Connection is a basic human need. Without connection, we struggle to have all our other needs met, including our emotional and social needs. As students readjust to face-to-face schooling, they need connection from us all more than ever, and above anything else. Without genuine connection, other needs will go unnoticed, and unmet. Curiosity and compassion are key components of effective connection – with these in your toolkit, you will be well positioned to support your children in their return to school, including those now taking their external exams.
Paying keen attention to our children’s behaviours often tells us much more than what they are able to communicate to us in conversation. It is important to intentionally set aside the parental urge to change our children when they display an unpleasant behaviour, and maintain a mindset of curiosity. What is the need they might have that is causing this? What is the skill they may need to develop? Some of the behaviours or attitudes children may display which indicate they are having difficulty managing the transition back to school include being more withdrawn than usual, defiance, and reluctance to accept help. Children may also report physical symptoms like headaches and stomachaches. You know your child well – pay attention to any change that doesn’t seem quite like them. It may be an indicator that they are in need of more support.
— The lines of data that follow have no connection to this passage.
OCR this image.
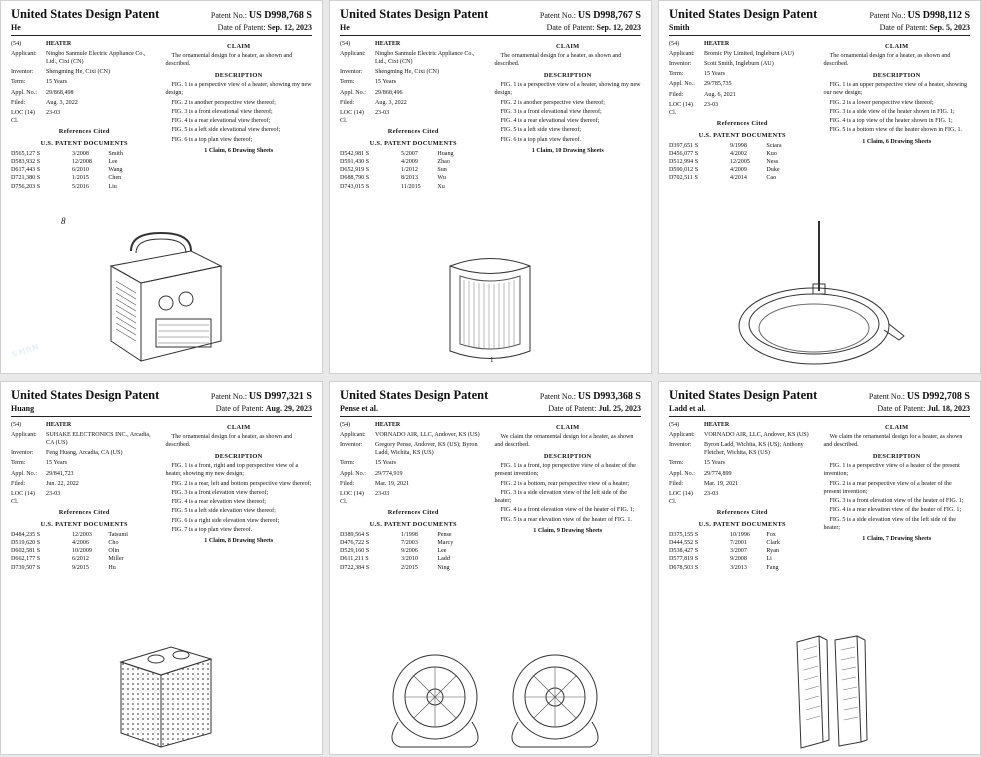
United States Design Patent
He
Patent No.: US D998,768 S
Date of Patent: Sep. 12, 2023
(54)	HEATER
Applicant:	Ningbo Sanmule Electric Appliance Co., Ltd., Cixi (CN)
Inventor:	Shengming He, Cixi (CN)
Term:	15 Years
Appl. No.:	29/868,498
Filed:	Aug. 3, 2022
LOC (14) Cl.
23-03
References Cited
U.S. PATENT DOCUMENTS
D565,127 S	3/2008	Smith
D583,932 S	12/2008	Lee
D617,443 S	6/2010	Wang
D721,380 S	1/2015	Chen
D756,203 S	5/2016	Liu
CLAIM
The ornamental design for a heater, as shown and described.
DESCRIPTION
FIG. 1 is a perspective view of a heater, showing my new design;
FIG. 2 is another perspective view thereof;
FIG. 3 is a front elevational view thereof;
FIG. 4 is a rear elevational view thereof;
FIG. 5 is a left side elevational view thereof;
FIG. 6 is a top plan view thereof;
1 Claim, 6 Drawing Sheets
8
专利查询
United States Design Patent
He
Patent No.: US D998,767 S
Date of Patent: Sep. 12, 2023
(54)	HEATER
Applicant:	Ningbo Sanmule Electric Appliance Co., Ltd., Cixi (CN)
Inventor:	Shengming He, Cixi (CN)
Term:	15 Years
Appl. No.:	29/868,496
Filed:	Aug. 3, 2022
LOC (14) Cl.
23-03
References Cited
U.S. PATENT DOCUMENTS
D542,981 S	5/2007	Huang
D591,430 S	4/2009	Zhao
D652,919 S	1/2012	Sun
D688,790 S	8/2013	Wu
D743,015 S	11/2015	Xu
CLAIM
The ornamental design for a heater, as shown and described.
DESCRIPTION
FIG. 1 is a perspective view of a heater, showing my new design;
FIG. 2 is another perspective view thereof;
FIG. 3 is a front elevational view thereof;
FIG. 4 is a rear elevational view thereof;
FIG. 5 is a left side view thereof;
FIG. 6 is a top plan view thereof.
1 Claim, 10 Drawing Sheets
1
United States Design Patent
Smith
Patent No.: US D998,112 S
Date of Patent: Sep. 5, 2023
(54)	HEATER
Applicant:	Bromic Pty Limited, Ingleburn (AU)
Inventor:	Scott Smith, Ingleburn (AU)
Term:	15 Years
Appl. No.:	29/785,735
Filed:	Aug. 6, 2021
LOC (14) Cl.
23-03
References Cited
U.S. PATENT DOCUMENTS
D397,651 S	9/1998	Sciara
D456,077 S	4/2002	Kuo
D512,994 S	12/2005	Ness
D590,012 S	4/2009	Duke
D702,511 S	4/2014	Cao
CLAIM
The ornamental design for a heater, as shown and described.
DESCRIPTION
FIG. 1 is an upper perspective view of a heater, showing our new design;
FIG. 2 is a lower perspective view thereof;
FIG. 3 is a side view of the heater shown in FIG. 1;
FIG. 4 is a top view of the heater shown in FIG. 1;
FIG. 5 is a bottom view of the heater shown in FIG. 1.
1 Claim, 6 Drawing Sheets
United States Design Patent
Huang
Patent No.: US D997,321 S
Date of Patent: Aug. 29, 2023
(54)	HEATER
Applicant:	SUHAKE ELECTRONICS INC., Arcadia, CA (US)
Inventor:	Feng Huang, Arcadia, CA (US)
Term:	15 Years
Appl. No.:	29/841,723
Filed:	Jun. 22, 2022
LOC (14) Cl.
23-03
References Cited
U.S. PATENT DOCUMENTS
D484,235 S	12/2003	Tatsumi
D519,620 S	4/2006	Cho
D602,581 S	10/2009	Olin
D662,177 S	6/2012	Miller
D739,507 S	9/2015	Hu
CLAIM
The ornamental design for a heater, as shown and described.
DESCRIPTION
FIG. 1 is a front, right and top perspective view of a heater, showing my new design;
FIG. 2 is a rear, left and bottom perspective view thereof;
FIG. 3 is a front elevation view thereof;
FIG. 4 is a rear elevation view thereof;
FIG. 5 is a left side elevation view thereof;
FIG. 6 is a right side elevation view thereof;
FIG. 7 is a top plan view thereof.
1 Claim, 8 Drawing Sheets
United States Design Patent
Pense et al.
Patent No.: US D993,368 S
Date of Patent: Jul. 25, 2023
(54)	HEATER
Applicant:	VORNADO AIR, LLC, Andover, KS (US)
Inventor:	Gregory Pense, Andover, KS (US); Byron Ladd, Wichita, KS (US)
Term:	15 Years
Appl. No.:	29/774,919
Filed:	Mar. 19, 2021
LOC (14) Cl.
23-03
References Cited
U.S. PATENT DOCUMENTS
D389,564 S	1/1998	Pense
D476,722 S	7/2003	Marcy
D529,160 S	9/2006	Lee
D611,211 S	3/2010	Ladd
D722,384 S	2/2015	Ning
CLAIM
We claim the ornamental design for a heater, as shown and described.
DESCRIPTION
FIG. 1 is a front, top perspective view of a heater of the present invention;
FIG. 2 is a bottom, rear perspective view of a heater;
FIG. 3 is a side elevation view of the left side of the heater;
FIG. 4 is a front elevation view of the heater of FIG. 1;
FIG. 5 is a rear elevation view of the heater of FIG. 1.
1 Claim, 9 Drawing Sheets
United States Design Patent
Ladd et al.
Patent No.: US D992,708 S
Date of Patent: Jul. 18, 2023
(54)	HEATER
Applicant:	VORNADO AIR, LLC, Andover, KS (US)
Inventor:	Byron Ladd, Wichita, KS (US); Anthony Fletcher, Wichita, KS (US)
Term:	15 Years
Appl. No.:	29/774,899
Filed:	Mar. 19, 2021
LOC (14) Cl.
23-03
References Cited
U.S. PATENT DOCUMENTS
D375,155 S	10/1996	Fox
D444,552 S	7/2001	Clark
D538,427 S	3/2007	Ryan
D577,819 S	9/2008	Li
D678,503 S	3/2013	Fang
CLAIM
We claim the ornamental design for a heater, as shown and described.
DESCRIPTION
FIG. 1 is a perspective view of a heater of the present invention;
FIG. 2 is a rear perspective view of a heater of the present invention;
FIG. 3 is a front elevation view of the heater of FIG. 1;
FIG. 4 is a rear elevation view of the heater of FIG. 1;
FIG. 5 is a side elevation view of the left side of the heater;
1 Claim, 7 Drawing Sheets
Lean in with curiosity and ask questions to understand their experiences, without judgment:
What was your biggest challenge today?
What was a highlight for you this week?
What was one thing someone did that had a positive impact?
If you could wave a magic wand, what is one thing you would change?
Both as a parent myself and a teacher, I have sometimes been too quick to jump to fixing a situation that seems to be causing distress. However, we know that challenging experiences and emotions are a part of life. Many times the best thing we can do is to meet our children right where they are, and share in whatever they are feeling. There is no stronger way than this to communicate to someone that they are not alone, and that they have our unconditional support to face whatever the challenge might be. When our children communicate sadness, anger, frustration, anxiety – responding with empathy and compassion validates their feelings. Knowing that we accept them for who they are even in those moments contributes to a deep sense of self-assuredness and builds their resilience for coping in difficult times. Adding empathy and compassion to your curiosity, try your own version of these responses when your child displays challenging emotions:
It’s tough! What do you think is the hardest part for you?
Of course you’re sad – I get it. You’ve lost some things you really enjoyed.
I feel anxious too. I can’t predict what will happen, and that can be scary. But whatever happens, I’ll be here.